Listen to Jesus’ words before his arrest:
“Have you come out as against a robber, with swords and clubs? When I was with you day after day in the temple, you did not lay hands on me. But this is your hour, and the power of darkness.” (Luke 22:52-53)
In other words, despite Satan’s involvement, no one could have arrested Jesus until precisely at the hour the Father allowed or had planned that He should be arrested, and no sooner or later. All of this was to fulfil what Jesus had said earlier, “No one takes my life from me, but I lay it down of my own accord” (John 10:18).
Providence over Satan’s power to kill
The Bible describes Satan as a murderer from the beginning (John 8:44). Jesus, speaking about the last days, told the church in Smyrna that the devil was about to throw some of them into prison and have some killed:
“Do not fear what you are about to suffer. Behold, the devil is about to throw some of you into prison, that you may be tested, and for ten days you will have tribulation. Be faithful to death,and I will give you the crown of life” (Rev. 2:10).

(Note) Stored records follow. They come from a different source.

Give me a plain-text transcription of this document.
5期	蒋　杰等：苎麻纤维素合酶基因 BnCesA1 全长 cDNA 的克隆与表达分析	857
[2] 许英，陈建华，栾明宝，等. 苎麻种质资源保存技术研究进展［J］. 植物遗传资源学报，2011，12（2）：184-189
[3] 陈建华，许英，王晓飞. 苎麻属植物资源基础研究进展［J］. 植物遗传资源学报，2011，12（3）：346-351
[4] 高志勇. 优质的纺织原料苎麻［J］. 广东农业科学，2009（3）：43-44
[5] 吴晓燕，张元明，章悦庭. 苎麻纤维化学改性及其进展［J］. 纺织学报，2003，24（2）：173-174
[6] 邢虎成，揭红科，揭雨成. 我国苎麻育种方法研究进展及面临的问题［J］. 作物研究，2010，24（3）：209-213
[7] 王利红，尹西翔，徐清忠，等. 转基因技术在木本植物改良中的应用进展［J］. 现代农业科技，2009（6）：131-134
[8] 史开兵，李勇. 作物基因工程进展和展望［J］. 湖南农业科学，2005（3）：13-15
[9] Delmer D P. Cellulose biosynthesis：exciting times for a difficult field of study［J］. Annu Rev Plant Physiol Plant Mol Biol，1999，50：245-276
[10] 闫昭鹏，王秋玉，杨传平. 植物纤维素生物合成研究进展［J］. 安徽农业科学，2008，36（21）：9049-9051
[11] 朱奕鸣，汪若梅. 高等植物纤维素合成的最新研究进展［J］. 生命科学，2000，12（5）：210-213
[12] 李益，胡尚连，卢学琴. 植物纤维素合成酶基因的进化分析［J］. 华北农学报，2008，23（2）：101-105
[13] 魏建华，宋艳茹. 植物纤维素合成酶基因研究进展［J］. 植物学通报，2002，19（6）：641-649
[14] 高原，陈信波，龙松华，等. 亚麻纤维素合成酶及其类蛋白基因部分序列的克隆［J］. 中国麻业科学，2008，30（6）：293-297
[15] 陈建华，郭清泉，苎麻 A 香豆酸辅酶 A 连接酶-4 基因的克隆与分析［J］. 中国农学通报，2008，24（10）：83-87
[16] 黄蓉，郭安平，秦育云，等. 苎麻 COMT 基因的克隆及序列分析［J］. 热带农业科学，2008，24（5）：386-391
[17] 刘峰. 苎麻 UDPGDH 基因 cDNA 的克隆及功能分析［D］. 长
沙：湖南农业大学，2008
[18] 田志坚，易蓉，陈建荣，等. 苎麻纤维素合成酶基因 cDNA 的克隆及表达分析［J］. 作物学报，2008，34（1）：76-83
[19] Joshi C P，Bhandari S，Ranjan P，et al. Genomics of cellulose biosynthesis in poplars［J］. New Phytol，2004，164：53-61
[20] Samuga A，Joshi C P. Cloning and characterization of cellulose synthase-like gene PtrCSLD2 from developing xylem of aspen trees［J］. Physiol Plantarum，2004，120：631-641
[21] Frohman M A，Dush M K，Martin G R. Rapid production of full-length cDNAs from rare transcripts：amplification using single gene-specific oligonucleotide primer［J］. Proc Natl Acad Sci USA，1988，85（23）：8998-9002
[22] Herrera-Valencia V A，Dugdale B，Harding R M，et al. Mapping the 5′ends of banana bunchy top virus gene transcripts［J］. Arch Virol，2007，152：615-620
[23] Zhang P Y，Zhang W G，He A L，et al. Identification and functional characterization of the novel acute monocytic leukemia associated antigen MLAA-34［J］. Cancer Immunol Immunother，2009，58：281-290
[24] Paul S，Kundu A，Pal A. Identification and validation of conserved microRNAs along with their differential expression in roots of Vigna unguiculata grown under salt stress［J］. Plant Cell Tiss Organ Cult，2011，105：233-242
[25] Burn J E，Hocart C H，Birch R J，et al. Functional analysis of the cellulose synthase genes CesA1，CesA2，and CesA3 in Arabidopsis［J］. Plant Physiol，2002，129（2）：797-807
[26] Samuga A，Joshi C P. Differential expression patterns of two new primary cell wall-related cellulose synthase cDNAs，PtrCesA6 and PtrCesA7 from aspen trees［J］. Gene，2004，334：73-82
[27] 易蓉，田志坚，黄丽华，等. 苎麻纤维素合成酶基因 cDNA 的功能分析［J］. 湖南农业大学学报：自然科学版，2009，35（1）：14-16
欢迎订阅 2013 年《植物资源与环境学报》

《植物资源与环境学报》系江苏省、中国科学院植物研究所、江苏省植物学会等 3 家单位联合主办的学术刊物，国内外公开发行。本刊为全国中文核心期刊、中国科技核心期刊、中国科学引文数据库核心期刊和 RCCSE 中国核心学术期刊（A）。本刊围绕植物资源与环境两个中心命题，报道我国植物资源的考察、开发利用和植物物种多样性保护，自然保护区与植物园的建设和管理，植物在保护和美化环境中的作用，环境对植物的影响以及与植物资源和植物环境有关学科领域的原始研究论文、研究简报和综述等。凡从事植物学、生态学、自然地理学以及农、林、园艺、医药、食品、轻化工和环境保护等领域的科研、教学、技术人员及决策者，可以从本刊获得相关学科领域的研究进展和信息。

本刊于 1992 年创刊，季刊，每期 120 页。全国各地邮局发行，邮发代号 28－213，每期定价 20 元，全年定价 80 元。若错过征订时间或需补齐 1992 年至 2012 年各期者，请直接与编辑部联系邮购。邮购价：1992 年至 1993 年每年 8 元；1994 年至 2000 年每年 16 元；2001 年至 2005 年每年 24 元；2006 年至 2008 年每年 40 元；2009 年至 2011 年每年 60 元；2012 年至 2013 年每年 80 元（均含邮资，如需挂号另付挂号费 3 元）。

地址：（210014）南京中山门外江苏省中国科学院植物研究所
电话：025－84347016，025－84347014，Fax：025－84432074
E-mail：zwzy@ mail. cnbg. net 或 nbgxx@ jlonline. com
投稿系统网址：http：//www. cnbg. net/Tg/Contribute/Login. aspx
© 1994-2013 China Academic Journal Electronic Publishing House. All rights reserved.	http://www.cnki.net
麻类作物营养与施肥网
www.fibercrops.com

So, we conclude that Satan does/can indeed take the lives of faithful believers. But who has the ultimate power over life or death? Deuteronomy 32:39 says God, not Satan, does: ‘“‘See now that I, even I, am he, and there is no god beside me; I kill and I make alive; I wound and I heal; and there is none that can deliver out of my hand.’ (Deut. 32:39). And, as we learnt from James, “If the Lord wills, we will live” (James 4:15), and if he wills, we will die. God, not Satan, makes the final call. Our lives are ultimately in God’s hands, not Satan’s. God’s Providence overrules Satan’s power to kill.
Practical implications
We conclude with article 28 of the Heidelberg Catechism, which asks, “What does it benefit us to know that God has created all things and still upholds them by his providence?”
The answer reads,“We can be patient when things go against us,5 thankful when things go well,6 and for the future we can have good confidence in our faithful God and Father that nothing in creation will separate us from his love.7 For all creatures are so completely in God’s hand that without his will they can neither move nor be moved.8”
Of what comfort is the notion that Satan can, for a split second, harm God’s children outside His control? Such a notion is God-dishonouring and utterly unscriptural. Instead, we derive much comfort in the knowledge that we are, at all times, kept by the Providence of our loving Father, by whose plan all things work together for the good of those who are called according to His purpose.
Notes
1 John Piper, Are God’s Providence and God’s Sovereignty the Same? Desiring God, 18 October 2019.
2 C. S. Lewis, The Screwtape Letters. San Francisco: Harper Collins, 1941, p.3
3 John Piper, Providence, pg. 256.
4 Ibid, pg. 263
5 Ibid
6 Job 1:21, 22; Ps 39:10; Jas 1:3.
7 Deut 8:10; 1 Thess 5:18.
8 Ps 55:22; Rom 5:3-5; 8:38, 39.
9 Job 1:12; 2:6; Prov 21:1; Acts 17:24-28.